Capitals’ dominance ‘not a surprise’ to former players

The Washington Capitals are the first NHL team to clinch a playoff berth after Alex Ovechkin scored in overtime against the Hurricanes in a 2-1 win.

WASHINGTON — Clean shaven and wearing blue Toronto Maple Leafs gear that looked fresh out of the box, Brooks Laich fondly remembered his 12 years in Washington Capitals red — especially this season.

“The sense that we had with this year’s team was there was something very special in the works,” Laich said.

Something really special could be yet to come, but the Capitals on Tuesday night became the first NHL team to clinch a spot in the Stanley Cup playoffs, and they did it with 13 games left on their schedule. Clinching so fast was “unexpected” even inside the Washington locker room, forward Justin Williams said, but to former players it’s not that much of a shock.

“It’s not a surprise for me,” said former goaltender Michal Neuvirth, now with the division-rival Philadelphia Flyers. “They had a great team on paper before the season already.”

On paper, the Capitals looked like a potential Cup contender. On the ice, they’ve been a buzz saw.

With goaltender Braden Holtby racking up the wins and on pace to break Martin Brodeur’s single-season record, superstar Alex Ovechkin scoring goals at his usual historic pace, centre Evgeny Kuznetsov breaking out and the defence succeeding amid injuries, Washington is an absurd 50-14-5 with a league-leading 105 points. That’s 14 points ahead of the rest of the field with extra games to play.

Former coach Bruce Boudreau, now with the Anaheim Ducks, told the Orange County Register that the Capitals have “the combination of speed and size and they can play any way you want to play” with a goaltender “that’s as good as anybody in the world right now.”

This is an even more impressive show of dominance than Boudreau’s 2009-10 Presidents’ Trophy-winning group that racked up 121 points.

“I’ve been there when we’ve had 120 points in a season, but yeah, I knew they were a good team,” said former defenceman Mike Green, now with the Detroit Red Wings. “I think with the additions that they made, they really helped their team out and created more offence, which I didn’t think was possible, but they’ve done really well and their goaltender, Holtby, has really been the difference, I think.”
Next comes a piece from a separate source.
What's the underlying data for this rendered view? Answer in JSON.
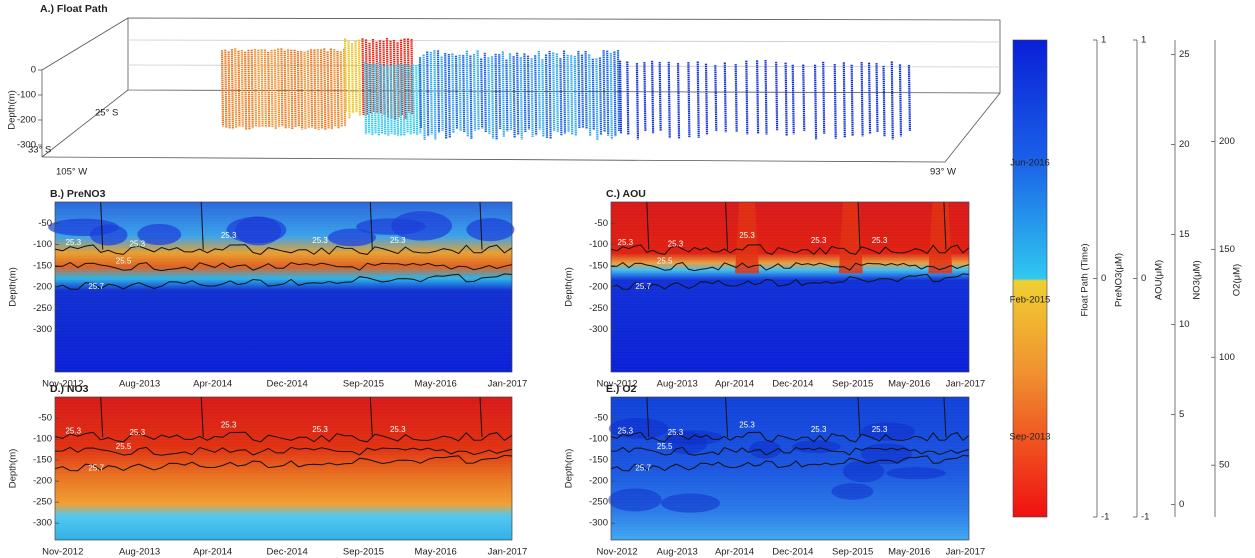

To the Capitals, it’s just in a day’s work. They’ve outscored opponents 87-54 in the third period alone on the way to clinching their eighth playoff appearance in the past nine years.

It’s the second berth in as many years for coach Barry Trotz, who pegged winning the Metropolitan Division as the goal going into training camp. That’s next, along with wrapping up the top seed in the Eastern Conference and home-ice advantage throughout the playoffs.

“We got a chance to sort of win the league,” Trotz said. “I think it’s just pride of if you do that, then you’ve been a good team for a lot of games in a very hard league. That’ll probably be next on the list of things to do. Obviously we’ve got to win our division as well — those two things.

“If we can get those two things accomplished, it starts the next season, and we know that we want to try to be the team that comes out of the East.”

That’s the big challenge for the Capitals, who have yet to make it past the second round in the Ovechkin era. Williams, who has three Cup rings, talked of “bigger goals” minutes after clinching, and everyone will be watching the Capitals this spring to see what they can do.

“They’ve had a great season so far,” Green said. “The hardest part is getting in the playoffs. They’ve done that well. They’ve put themselves in a good position, but anything can happen in the playoffs.”